Es ist nicht zuletzt diese Formel einer sehr vereinfachten Kapitalismuskritik, die einen Teil der Wagenknecht'schen Linken und neurechte Positionen zusammenbringt.
Und: Diese Logik ist so einfach wie verführerisch. Wird aber der Wirklichkeit selbst dann nicht gerecht, wenn man sie bis zur Unkenntlichkeit theorisiert. Denn diese Lesart unterschlägt: Der Rechtsextremismus braucht den Kapitalismus und auch den Migranten nicht. Ideologien haben keine Ursache. Allenfalls Anlässe. Das Problem am Extremismus ist der Extremist selbst.
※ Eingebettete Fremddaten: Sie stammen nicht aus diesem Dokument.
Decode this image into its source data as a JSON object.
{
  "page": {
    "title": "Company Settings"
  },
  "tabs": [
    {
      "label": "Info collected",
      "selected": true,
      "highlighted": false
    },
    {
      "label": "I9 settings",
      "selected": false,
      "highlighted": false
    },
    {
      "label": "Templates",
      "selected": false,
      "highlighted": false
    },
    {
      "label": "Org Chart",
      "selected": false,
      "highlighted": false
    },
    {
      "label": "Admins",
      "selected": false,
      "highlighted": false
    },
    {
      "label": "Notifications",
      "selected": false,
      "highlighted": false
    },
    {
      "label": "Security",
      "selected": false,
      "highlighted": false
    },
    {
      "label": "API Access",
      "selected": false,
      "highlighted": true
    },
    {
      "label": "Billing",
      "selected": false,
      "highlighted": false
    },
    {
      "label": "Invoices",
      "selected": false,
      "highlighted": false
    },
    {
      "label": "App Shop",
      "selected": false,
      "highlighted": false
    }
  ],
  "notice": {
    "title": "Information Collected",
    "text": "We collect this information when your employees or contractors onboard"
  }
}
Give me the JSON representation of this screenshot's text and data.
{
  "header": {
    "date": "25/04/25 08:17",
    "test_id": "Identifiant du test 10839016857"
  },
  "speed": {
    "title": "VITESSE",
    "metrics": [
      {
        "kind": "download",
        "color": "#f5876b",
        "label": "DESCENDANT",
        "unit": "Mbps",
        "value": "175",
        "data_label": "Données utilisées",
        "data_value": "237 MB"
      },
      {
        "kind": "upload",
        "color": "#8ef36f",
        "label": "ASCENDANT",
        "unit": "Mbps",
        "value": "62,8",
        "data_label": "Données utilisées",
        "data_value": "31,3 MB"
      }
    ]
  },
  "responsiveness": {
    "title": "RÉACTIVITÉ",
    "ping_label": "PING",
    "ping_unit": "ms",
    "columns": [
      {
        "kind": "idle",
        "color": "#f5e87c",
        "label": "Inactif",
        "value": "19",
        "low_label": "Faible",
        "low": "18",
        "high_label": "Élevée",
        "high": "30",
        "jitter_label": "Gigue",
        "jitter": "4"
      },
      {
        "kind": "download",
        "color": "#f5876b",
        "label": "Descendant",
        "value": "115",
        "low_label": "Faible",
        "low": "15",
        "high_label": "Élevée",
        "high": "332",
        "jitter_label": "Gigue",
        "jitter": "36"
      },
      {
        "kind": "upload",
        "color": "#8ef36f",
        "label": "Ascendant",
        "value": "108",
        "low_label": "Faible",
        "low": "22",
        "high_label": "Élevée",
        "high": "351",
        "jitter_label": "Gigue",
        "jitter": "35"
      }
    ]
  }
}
Statt also Schuld und Verantwortung überall zu suchen – warum nicht einfach mal danach fragen, was Wagenknecht selbst zur sozialen Verunsicherung beigetragen hat? Gerade in Ostdeutschland? Welchen Anteil haben sie und ihre Partei womöglich daran, dass sich viele der ehemaligen PDS- und dann Linksparteiwähler heute besonders von der AfD angesprochen fühlen? Ist das simple Welterklärungsmodell, das Wagenknecht und Co. über Jahrzehnte angeboten haben, vielleicht Teil des Problems? Weil es jetzt einfach durch ein anderes ersetzt wird? Und: Hat die These, dass der Kapitalismus (wahlweise ersetzt durch Neoliberalismus) an allem schuld sei, vielleicht nicht eher dazu geführt, sich mit rechten Ideologien erst gar nicht auseinanderzusetzen?
Sich einmal solche Fragen zu stellen, würde vor allem eines voraussetzen: die Fähigkeit, an der eigenen Position auch mal zu zweifeln. Das aber kann man von Sahra Wagenknecht nun wirklich nicht verlangen.